#!/usr/bin/env python3
"""
End-to-end video generation benchmark for LTX-Video.

Compares performance between:
- Baseline (no optimizations)
- Custom CUDA kernels (optimized RMSNorm)
- torch.compile optimization

Usage:
    python benchmark_example.py --use-optimized-kernels
    python benchmark_example.py --no-optimized-kernels --compile
    python benchmark_example.py --use-optimized-kernels --compile  # Mutually exclusive!
"""

import argparse
import sys
import time

import torch


def parse_args():
    parser = argparse.ArgumentParser(description="LTX-Video Benchmark")
    parser.add_argument("--use-optimized-kernels", action="store_true",
                        help="Use custom H100 CUDA kernels")
    parser.add_argument("--no-optimized-kernels", action="store_true",
                        help="Use baseline implementation")
    parser.add_argument("--compile", action="store_true",
                        help="Enable torch.compile on transformer")
    parser.add_argument("--batch-size", type=int, default=1,
                        help="Number of videos per prompt")
    parser.add_argument("--num-frames", type=int, default=161,
                        help="Number of frames to generate")
    parser.add_argument("--height", type=int, default=512,
                        help="Video height in pixels")
    parser.add_argument("--width", type=int, default=768,
                        help="Video width in pixels")
    parser.add_argument("--steps", type=int, default=50,
                        help="Denoising steps")
    parser.add_argument("--warmup-iterations", type=int, default=2,
                        help="Warmup runs before benchmark")
    return parser.parse_args()


def main():
    args = parse_args()

    if args.use_optimized_kernels and args.compile:
        print("WARNING: --use-optimized-kernels and --compile are mutually exclusive.")
        print("Custom kernels require PyTorch custom op registration to work with torch.compile.")
        sys.exit(1)

    print("=" * 60)
    print("LTX-Video Benchmark")
    print("=" * 60)
    print(f"Configuration:")
    print(f"  Optimized kernels: {args.use_optimized_kernels}")
    print(f"  torch.compile: {args.compile}")
    print(f"  Batch size: {args.batch_size}")
    print(f"  Frames: {args.num_frames}")
    print(f"  Resolution: {args.width}x{args.height}")
    print(f"  Steps: {args.steps}")
    print(f"  Warmup iterations: {args.warmup_iterations}")
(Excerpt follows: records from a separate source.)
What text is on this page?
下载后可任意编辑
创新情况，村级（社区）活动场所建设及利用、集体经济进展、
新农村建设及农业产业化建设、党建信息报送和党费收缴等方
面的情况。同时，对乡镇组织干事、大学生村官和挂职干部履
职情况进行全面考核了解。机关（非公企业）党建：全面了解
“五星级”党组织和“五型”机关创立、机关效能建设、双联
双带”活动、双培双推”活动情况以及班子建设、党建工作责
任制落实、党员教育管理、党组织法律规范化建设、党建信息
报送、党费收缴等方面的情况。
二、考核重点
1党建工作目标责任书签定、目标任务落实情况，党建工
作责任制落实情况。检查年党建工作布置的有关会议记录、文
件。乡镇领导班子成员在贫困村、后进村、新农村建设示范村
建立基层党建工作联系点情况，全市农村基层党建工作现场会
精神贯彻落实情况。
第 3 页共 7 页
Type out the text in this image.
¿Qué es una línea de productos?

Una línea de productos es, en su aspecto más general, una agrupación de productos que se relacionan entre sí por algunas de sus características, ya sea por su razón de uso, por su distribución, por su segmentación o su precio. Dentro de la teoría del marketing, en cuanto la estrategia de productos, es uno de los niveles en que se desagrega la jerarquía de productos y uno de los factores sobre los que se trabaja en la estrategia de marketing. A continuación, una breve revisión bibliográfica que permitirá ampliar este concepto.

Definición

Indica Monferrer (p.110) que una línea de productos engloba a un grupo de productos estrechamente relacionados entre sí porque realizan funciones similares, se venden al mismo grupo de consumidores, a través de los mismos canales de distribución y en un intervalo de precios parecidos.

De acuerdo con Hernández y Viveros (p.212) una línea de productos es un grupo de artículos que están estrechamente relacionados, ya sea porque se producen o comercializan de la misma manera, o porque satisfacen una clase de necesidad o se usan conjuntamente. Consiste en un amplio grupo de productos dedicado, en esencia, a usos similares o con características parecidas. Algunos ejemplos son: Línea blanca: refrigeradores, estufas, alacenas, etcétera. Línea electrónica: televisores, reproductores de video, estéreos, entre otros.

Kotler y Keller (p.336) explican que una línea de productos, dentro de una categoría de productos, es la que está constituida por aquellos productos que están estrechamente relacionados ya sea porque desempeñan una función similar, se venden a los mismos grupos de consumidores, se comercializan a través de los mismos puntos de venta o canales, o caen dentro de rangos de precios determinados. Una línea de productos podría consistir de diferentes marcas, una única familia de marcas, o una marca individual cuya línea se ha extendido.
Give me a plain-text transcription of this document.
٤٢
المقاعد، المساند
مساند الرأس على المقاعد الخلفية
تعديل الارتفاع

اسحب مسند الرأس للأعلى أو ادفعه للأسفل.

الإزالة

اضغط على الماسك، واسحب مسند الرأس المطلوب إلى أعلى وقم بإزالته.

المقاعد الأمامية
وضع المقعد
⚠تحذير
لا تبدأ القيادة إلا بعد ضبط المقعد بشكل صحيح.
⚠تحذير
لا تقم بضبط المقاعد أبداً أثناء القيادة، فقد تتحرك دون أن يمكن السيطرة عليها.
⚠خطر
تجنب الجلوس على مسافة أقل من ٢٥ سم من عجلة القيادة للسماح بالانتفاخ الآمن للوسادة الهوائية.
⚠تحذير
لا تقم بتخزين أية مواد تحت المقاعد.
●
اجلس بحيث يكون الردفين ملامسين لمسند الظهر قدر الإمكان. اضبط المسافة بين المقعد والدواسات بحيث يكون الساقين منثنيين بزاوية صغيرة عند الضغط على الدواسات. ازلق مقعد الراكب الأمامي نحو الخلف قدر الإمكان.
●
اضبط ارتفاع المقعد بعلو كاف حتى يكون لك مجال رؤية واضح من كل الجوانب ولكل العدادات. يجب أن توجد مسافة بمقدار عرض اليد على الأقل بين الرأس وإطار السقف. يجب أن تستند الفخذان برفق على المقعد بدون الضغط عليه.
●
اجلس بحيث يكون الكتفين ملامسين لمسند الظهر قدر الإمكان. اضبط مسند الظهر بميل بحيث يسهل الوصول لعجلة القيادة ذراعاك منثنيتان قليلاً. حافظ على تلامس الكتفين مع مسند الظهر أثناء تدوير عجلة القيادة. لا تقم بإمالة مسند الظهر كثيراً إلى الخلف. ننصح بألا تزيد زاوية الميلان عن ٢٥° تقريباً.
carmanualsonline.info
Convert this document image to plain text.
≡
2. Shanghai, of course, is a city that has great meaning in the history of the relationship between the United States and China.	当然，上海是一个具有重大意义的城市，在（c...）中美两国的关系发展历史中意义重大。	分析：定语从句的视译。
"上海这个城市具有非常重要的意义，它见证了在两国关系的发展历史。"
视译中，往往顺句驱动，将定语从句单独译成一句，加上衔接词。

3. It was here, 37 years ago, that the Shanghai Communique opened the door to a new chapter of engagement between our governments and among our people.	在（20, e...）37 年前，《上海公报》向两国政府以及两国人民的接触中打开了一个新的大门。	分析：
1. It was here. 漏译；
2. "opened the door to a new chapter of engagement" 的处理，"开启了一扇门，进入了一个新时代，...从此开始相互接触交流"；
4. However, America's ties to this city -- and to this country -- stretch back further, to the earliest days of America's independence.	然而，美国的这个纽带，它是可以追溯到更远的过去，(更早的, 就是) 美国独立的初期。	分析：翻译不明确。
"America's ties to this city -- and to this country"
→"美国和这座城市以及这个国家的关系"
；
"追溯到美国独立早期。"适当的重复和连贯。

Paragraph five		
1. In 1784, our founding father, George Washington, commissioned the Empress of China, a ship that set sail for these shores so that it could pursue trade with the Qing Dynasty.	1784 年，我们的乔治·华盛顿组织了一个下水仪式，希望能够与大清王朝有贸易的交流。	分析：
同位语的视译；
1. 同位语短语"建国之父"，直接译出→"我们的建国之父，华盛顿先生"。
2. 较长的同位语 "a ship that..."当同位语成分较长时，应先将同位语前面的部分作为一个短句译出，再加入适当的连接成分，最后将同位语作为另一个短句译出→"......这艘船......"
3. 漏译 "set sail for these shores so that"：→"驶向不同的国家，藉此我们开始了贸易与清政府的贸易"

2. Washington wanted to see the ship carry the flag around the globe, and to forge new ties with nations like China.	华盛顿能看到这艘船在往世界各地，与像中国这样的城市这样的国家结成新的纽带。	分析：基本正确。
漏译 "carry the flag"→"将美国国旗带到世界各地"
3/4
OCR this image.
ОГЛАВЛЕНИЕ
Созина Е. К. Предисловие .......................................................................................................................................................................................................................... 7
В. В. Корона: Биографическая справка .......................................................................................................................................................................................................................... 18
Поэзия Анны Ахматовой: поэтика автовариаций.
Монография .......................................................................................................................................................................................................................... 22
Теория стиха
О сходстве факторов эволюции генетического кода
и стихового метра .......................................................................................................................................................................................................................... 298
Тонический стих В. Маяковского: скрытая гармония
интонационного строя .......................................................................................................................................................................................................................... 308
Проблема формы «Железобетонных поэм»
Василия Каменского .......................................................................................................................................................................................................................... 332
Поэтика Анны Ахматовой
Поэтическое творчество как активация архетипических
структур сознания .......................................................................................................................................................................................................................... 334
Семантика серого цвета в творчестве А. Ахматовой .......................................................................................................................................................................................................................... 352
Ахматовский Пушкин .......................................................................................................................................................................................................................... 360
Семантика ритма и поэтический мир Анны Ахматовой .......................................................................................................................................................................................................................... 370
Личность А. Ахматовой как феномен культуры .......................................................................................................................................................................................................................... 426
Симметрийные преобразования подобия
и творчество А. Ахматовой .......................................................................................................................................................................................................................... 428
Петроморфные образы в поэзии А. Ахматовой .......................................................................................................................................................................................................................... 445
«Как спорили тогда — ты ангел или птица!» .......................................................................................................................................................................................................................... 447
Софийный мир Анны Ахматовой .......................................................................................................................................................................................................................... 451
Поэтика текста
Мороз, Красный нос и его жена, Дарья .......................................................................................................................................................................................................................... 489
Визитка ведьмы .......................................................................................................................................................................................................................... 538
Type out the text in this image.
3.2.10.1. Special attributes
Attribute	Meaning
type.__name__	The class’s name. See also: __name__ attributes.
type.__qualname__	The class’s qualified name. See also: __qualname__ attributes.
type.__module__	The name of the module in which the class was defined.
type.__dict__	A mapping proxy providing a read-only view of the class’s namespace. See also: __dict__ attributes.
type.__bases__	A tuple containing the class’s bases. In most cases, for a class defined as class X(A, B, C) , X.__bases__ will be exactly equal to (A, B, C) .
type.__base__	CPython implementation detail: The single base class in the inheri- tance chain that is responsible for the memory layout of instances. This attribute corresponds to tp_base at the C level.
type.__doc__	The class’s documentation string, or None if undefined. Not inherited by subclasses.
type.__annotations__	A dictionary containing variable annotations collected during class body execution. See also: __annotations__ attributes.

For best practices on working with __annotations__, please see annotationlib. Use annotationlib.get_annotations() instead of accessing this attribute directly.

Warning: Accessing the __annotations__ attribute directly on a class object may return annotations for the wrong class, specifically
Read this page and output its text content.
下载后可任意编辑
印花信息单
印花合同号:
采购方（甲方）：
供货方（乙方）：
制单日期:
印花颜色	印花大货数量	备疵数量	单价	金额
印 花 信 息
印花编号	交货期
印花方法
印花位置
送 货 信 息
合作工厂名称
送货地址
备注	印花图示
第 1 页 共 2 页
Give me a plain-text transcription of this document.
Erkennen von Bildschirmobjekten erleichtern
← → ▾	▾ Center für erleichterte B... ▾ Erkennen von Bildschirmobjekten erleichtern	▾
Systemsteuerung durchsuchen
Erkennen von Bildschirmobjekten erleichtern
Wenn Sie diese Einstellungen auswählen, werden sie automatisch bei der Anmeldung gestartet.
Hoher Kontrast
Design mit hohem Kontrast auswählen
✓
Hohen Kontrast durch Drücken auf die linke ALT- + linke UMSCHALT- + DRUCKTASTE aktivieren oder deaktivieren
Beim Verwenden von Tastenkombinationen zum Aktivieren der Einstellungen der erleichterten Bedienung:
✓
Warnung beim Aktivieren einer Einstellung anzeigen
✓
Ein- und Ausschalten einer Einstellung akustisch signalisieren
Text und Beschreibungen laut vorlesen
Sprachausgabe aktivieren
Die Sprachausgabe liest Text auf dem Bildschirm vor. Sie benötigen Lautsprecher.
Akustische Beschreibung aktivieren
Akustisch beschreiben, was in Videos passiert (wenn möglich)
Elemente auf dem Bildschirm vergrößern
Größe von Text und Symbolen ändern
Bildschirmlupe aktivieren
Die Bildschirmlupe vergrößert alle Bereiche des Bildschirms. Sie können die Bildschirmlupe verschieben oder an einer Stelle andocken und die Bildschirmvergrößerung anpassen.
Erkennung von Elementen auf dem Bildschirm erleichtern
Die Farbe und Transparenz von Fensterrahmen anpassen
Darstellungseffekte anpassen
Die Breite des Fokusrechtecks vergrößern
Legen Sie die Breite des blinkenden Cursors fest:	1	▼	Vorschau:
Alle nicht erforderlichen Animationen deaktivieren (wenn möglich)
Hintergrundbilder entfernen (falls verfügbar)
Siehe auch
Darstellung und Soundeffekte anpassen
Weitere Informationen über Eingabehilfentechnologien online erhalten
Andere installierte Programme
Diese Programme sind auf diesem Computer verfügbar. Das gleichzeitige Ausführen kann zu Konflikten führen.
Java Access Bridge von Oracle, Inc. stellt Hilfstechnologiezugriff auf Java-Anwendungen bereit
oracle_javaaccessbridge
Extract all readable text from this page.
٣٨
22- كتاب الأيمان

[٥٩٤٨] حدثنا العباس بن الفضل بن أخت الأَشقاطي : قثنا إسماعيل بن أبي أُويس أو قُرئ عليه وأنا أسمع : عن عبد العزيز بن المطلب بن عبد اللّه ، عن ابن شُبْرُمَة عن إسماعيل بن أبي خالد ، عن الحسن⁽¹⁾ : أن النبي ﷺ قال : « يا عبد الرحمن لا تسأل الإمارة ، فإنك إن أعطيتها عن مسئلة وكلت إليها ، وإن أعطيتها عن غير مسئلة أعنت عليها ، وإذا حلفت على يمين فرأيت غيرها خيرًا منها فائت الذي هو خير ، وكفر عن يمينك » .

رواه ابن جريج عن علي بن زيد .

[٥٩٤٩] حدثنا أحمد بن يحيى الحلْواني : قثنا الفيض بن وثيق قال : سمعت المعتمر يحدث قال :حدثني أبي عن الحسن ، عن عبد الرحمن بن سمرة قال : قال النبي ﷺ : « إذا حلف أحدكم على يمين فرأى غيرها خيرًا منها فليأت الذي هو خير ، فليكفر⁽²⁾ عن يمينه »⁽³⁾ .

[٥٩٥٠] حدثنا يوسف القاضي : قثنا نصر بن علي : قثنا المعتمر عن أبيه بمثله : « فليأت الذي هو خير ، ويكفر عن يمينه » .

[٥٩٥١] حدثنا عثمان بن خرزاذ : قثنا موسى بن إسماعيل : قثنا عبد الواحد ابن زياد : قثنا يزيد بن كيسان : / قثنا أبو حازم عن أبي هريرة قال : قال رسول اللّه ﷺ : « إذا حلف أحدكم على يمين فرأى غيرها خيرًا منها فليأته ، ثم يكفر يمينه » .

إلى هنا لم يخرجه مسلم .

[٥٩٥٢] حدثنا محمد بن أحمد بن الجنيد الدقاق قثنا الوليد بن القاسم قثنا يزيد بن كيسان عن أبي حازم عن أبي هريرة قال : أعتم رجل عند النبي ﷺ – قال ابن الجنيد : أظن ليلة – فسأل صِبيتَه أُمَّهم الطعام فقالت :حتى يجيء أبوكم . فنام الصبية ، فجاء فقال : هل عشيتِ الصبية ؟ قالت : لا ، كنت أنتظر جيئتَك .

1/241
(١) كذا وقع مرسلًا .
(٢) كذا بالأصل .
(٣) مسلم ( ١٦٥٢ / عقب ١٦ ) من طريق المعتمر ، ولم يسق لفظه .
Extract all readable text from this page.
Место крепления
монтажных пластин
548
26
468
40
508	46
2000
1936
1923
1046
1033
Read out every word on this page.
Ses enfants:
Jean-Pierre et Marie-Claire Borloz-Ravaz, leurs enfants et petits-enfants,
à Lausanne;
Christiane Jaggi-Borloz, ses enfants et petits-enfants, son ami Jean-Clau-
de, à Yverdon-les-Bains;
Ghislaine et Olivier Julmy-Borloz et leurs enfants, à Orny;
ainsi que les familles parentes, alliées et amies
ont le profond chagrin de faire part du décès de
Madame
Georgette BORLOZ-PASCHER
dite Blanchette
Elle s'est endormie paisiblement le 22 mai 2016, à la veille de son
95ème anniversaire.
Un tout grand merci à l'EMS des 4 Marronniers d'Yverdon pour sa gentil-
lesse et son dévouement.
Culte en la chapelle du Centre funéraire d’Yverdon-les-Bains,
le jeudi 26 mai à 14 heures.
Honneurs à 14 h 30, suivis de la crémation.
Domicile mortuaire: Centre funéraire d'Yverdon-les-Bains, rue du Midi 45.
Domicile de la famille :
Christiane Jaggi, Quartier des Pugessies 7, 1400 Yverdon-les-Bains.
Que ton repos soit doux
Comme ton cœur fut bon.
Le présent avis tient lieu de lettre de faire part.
    if not torch.cuda.is_available():
        print("\nCUDA not available. This benchmark requires a GPU.")
        sys.exit(1)

    print(f"\nDevice: {torch.cuda.get_device_name()}")
    print(f"Capability: {torch.cuda.get_device_capability()}")

    # NOTE: Full implementation requires diffusers and ltx_kernels
    print("\nThis is a reference benchmark script.")
    print("To run the full benchmark, install diffusers and build the CUDA kernels:")
    print("  pip install diffusers transformers accelerate")
    print("  cd examples/ltx_video && uv pip install -e .")


if __name__ == "__main__":
    main()